The blank cadence of the statements makes them feel like incantations, as if through this repetitive process they might garner more factuality. It reminds me of the way those of us with often-erased identities must speak our true selves into existence before we’ve fully emerged, and how often, the markers of identity that we move toward in our attempts to define ourselves end up not fitting us once we’ve arrived there. This journey is present in the way the two sections diverge. In the section’s second iteration, dancing alongside Macintosh-Hougham, a trans non-binary person, we see the two represent traditional feminine socialization: they erupt into a meek frenzy of apologies when Brosch suddenly veers from their automatic speech. Donohue, by contrast, represents conventional masculinity. When he and Brosch’s words diverge, Donohue continues uninterrupted, talking confidently over Brosch even though they’ve stopped saying the same thing.

Words, movements, and whole sections repeat with slight differences that alter the perception of what preceded them, the meaning of early sections deepening when seen in a new context. How time affects our understanding of events is an inherent part of Brosch’s work. One such moment features Brosch and Donohue, accompanied by the transphobic song “Grow a Pear” by Ke$ha, engaged in a repetitive pattern of skipping that brings them straight down the middle of the stage before peeling away from one another. As Ke$ha’s irritatingly autotuned voice squeaks about her refusal to continue a relationship with a man who dares to show a full range of emotions, Brosch and Donohue outstretch their hands to receive sequential high fives from each audience member in the front row. As they meet back in the middle, their interactions begin to shift from playful to aggressive. At times they shove each other to the floor with giant smiles across their faces. The first time, the section feels shocking and sarcastic. The audience’s reaction is mixed. Some people laugh out loud, others look uncomfortable. When we see it again, the dancers’ exhaustion creeps into the movements. This time, rather than surprise, the song choice creates a numbness in my body and a desire for it to end as quickly as possible. The whole scene is reminiscent of the ways in which subtle cultural messages over time can trap us into fractured versions of ourselves, and how these pervasive, repetitive messages, perpetuated by everyone from friends and family to cultural icons, can seem benign when in fact they have profoundly affected our sense of self.
Throughout the work, we are invited to feel the emotions and sensations I imagine Brosch has felt before, during, and after his transition. Towards the end of the piece, Macintosh-Hougham comes to the stage for a solo in which they prance, releasing handfuls of pink rose petals into the air from a woven basket carried in their opposite hand. They repeat a series of soft, side to side steps, their upper body and long, blonde hair waving back and forth as they saturate each section of the floor with the petals. The Venusian beauty of the image conjures a feminine energy into the space and invites us to appreciate and celebrate it.

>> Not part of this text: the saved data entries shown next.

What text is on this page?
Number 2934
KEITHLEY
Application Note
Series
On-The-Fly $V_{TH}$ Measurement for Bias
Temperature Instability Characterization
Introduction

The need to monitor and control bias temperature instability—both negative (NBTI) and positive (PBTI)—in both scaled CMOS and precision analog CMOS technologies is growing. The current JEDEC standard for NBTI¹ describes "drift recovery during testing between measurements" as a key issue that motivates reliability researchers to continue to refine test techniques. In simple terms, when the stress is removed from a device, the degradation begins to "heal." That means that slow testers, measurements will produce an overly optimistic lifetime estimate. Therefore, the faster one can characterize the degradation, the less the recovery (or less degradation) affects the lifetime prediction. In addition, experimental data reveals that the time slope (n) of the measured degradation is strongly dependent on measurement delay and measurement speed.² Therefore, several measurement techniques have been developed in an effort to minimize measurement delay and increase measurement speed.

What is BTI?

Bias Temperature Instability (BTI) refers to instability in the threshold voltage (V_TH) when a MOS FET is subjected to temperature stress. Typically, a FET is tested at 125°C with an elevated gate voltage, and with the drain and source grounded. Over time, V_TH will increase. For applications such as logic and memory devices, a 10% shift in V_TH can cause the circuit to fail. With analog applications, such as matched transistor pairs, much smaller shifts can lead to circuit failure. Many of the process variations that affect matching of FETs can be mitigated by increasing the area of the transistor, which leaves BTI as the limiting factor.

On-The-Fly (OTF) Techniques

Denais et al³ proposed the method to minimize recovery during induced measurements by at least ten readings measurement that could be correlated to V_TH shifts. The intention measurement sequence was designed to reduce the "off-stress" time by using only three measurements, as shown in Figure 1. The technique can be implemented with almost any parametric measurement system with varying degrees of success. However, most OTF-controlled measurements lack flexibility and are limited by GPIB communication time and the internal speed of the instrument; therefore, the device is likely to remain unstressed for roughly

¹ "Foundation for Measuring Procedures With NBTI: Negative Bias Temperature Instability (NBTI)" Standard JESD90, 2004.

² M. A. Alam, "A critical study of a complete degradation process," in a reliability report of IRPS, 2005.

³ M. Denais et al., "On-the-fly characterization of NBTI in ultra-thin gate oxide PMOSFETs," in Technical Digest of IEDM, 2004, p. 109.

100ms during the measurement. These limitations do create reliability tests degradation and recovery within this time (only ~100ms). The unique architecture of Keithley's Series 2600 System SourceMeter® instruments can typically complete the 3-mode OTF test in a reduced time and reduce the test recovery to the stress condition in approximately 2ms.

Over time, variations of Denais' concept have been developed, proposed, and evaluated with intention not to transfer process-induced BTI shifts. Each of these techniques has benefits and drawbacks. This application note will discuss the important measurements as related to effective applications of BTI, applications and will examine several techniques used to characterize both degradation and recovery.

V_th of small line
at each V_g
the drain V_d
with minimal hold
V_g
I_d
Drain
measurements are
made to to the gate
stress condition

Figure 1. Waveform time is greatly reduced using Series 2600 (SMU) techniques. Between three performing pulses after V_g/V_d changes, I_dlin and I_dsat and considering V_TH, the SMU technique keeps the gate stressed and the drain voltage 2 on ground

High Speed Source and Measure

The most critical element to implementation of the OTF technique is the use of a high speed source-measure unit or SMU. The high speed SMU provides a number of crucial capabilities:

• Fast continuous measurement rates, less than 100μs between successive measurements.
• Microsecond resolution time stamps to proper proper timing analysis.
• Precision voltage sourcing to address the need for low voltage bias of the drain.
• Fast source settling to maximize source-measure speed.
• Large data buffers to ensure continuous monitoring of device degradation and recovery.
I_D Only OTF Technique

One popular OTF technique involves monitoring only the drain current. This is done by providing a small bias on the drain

The tenderness makes it all the more powerful when Donohue begins a machine-like imposition with a push broom. With staunch and meticulous rigidity he moves from one edge of the stage to the other, creating neat piles of the strewn petals as Brosch and Macintosh-Hougham move out of his way. I feel a quiet ache in my gut as Donohue sweeps. His gaze never meets that of his fellow performers, but instead stays glued toward the floor directly in front of the broom, intent on clearing away any and all evidence of the soft, pink petals. The message seems to be that the imposition of rigid binary identities leaves no room for the complexity of real human beings, regardless of how we understand ourselves.
Brosch and his collaborators have created a unique piece of artwork that authentically communicates the complexity of gender identity and Brosch’s individual experience of transition. This is For You is a gift that pushes its audience to move past not only our binary understandings of gender, but that of gender transition. Brosch’s honesty and generosity shows his trust in us to hold the many layers of his truth.